The News Herald recently published a picture and story about one of these mystery trees, often referred to as a "trail tree".

The article in the July 22 issue of The News Herald described the tree located near Strawberry Ridge Road between Gravette and Sulphur Springs on property owned by the Robert Robersons.

The article pointed out the distorted tree trunk "pointed" to a nearby spring and creek, which some believe provided direction for Indians and possibly pre-settlement Americans.

Travel Tree Project

The presentation is based on interviews with Native Americans and "old timers" from across the country as well as historical research. Investigations have included the use of dendrochronology, GPS, satellite systems and sophisticated computerbased mapping programs.
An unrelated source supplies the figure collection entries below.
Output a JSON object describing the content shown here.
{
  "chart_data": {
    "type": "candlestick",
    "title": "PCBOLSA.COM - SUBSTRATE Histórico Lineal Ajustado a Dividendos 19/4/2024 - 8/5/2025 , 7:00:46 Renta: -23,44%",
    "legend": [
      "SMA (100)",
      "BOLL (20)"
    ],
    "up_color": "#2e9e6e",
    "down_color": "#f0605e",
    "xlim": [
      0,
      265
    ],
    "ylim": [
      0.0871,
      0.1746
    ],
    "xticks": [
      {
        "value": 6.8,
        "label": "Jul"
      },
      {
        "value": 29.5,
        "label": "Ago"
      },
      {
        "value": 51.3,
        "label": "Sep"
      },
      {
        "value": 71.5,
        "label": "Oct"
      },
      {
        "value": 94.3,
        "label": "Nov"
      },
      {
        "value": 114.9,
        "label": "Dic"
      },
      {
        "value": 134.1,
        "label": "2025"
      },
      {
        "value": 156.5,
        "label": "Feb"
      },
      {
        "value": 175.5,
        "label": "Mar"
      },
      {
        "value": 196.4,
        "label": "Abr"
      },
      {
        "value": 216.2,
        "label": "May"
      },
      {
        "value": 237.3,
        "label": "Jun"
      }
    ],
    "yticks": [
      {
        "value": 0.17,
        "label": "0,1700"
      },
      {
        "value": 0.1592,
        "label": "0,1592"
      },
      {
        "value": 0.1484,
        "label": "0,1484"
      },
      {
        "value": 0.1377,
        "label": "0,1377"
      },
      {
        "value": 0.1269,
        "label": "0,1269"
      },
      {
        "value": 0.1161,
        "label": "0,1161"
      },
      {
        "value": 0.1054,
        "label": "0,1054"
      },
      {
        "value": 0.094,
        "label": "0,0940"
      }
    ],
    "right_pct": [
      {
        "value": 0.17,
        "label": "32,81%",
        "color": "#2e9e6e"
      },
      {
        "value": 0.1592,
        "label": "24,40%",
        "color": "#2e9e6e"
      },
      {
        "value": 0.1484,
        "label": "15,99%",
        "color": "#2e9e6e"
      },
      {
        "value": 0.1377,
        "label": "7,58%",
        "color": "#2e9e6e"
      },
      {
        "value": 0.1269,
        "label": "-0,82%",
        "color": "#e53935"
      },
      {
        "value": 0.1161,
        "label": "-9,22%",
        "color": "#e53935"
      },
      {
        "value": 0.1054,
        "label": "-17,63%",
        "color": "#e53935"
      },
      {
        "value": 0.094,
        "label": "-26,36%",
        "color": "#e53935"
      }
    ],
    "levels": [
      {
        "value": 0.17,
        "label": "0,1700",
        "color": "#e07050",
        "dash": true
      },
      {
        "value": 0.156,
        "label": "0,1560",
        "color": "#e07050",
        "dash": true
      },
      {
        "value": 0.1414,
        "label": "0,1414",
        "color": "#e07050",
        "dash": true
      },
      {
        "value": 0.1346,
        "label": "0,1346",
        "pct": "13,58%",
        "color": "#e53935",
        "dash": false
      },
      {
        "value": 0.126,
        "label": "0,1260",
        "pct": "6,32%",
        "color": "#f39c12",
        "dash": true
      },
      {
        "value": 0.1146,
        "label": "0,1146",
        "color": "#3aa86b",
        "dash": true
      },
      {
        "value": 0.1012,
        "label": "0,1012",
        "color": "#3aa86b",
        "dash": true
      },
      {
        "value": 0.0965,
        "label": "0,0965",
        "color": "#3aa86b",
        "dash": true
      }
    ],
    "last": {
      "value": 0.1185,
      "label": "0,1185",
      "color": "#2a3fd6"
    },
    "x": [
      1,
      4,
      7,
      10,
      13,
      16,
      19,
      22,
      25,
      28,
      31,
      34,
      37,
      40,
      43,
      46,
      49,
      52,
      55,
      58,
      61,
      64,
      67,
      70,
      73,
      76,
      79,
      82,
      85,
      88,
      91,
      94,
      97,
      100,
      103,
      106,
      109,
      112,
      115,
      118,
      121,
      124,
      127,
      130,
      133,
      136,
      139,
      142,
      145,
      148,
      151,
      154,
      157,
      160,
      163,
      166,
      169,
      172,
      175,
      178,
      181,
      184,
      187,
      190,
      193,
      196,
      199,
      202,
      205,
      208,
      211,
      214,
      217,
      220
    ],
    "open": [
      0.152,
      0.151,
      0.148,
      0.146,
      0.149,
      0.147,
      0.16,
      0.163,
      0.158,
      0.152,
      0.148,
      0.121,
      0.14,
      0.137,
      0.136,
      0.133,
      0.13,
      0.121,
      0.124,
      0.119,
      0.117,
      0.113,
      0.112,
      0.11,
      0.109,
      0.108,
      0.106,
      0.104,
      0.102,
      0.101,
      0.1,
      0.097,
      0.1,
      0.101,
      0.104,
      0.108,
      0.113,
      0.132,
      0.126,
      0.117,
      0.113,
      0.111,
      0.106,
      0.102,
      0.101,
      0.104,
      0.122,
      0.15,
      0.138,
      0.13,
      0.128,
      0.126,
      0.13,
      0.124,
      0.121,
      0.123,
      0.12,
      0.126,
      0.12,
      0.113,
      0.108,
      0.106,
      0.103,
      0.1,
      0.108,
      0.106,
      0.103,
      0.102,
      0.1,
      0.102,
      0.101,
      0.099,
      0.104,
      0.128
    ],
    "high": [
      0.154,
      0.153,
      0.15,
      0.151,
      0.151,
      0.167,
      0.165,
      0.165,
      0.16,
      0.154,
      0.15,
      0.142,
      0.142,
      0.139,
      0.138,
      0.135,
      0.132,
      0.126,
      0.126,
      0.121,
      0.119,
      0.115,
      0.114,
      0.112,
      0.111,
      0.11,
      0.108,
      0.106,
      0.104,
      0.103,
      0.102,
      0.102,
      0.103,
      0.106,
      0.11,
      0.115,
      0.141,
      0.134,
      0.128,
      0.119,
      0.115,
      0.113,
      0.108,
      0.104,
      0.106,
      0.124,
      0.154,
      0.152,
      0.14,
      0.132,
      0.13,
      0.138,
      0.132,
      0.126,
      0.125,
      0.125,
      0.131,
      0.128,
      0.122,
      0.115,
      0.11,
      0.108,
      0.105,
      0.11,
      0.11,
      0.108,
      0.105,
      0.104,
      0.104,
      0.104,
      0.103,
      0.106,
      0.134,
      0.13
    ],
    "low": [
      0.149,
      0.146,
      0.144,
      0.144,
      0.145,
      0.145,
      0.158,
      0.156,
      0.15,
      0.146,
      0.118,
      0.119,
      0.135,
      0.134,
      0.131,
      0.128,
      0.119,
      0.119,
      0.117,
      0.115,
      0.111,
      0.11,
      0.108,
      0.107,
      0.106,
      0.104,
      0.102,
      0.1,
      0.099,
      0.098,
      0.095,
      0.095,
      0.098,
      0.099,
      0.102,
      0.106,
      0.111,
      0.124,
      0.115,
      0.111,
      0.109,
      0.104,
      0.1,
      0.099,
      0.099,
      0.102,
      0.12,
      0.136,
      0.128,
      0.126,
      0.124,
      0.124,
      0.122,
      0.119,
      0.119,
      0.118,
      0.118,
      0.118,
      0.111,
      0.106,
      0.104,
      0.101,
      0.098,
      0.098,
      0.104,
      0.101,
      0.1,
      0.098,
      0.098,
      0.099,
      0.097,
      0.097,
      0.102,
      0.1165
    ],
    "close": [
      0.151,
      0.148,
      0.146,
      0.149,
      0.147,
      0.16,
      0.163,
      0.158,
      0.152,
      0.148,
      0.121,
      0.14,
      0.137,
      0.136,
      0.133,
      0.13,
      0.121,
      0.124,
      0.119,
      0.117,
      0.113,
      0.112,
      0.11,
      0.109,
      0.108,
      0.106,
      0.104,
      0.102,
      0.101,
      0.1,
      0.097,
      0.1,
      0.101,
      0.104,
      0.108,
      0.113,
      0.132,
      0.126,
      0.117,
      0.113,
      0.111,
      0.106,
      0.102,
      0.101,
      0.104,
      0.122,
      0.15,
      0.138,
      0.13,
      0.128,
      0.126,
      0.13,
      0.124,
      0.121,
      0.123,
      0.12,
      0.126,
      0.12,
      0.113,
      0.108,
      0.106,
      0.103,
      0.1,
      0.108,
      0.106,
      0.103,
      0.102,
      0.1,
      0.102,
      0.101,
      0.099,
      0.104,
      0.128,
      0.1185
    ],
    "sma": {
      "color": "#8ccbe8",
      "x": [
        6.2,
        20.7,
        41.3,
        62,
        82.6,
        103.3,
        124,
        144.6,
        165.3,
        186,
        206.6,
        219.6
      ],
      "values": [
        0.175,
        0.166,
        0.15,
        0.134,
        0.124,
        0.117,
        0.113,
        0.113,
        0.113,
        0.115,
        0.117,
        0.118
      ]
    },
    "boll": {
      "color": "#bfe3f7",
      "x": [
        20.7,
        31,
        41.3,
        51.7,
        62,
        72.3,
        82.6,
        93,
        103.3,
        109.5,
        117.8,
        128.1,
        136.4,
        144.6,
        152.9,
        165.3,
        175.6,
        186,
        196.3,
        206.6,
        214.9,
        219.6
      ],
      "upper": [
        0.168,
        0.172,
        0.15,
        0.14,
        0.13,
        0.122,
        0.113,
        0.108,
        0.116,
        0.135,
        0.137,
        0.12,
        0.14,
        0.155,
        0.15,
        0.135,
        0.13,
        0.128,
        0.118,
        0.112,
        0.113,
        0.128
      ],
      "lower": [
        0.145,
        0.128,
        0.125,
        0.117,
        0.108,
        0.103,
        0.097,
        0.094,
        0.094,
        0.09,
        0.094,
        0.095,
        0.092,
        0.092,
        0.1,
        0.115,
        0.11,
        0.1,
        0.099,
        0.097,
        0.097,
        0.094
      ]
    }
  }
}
The Mountain Stewards Trail Tree Project includes mapping Indian trails from 1700-1800 survey maps and locating and documenting the associated trees.

According to Wells, "Probing the evidence will allow us to recover, explore and preserve this fascinating part of Indian culture. Some of these trees clearly marked Indian trails. The plotting of these trails and village sites on topographic and 3-D maps graphically tells us more about the cultural history of Native Americans".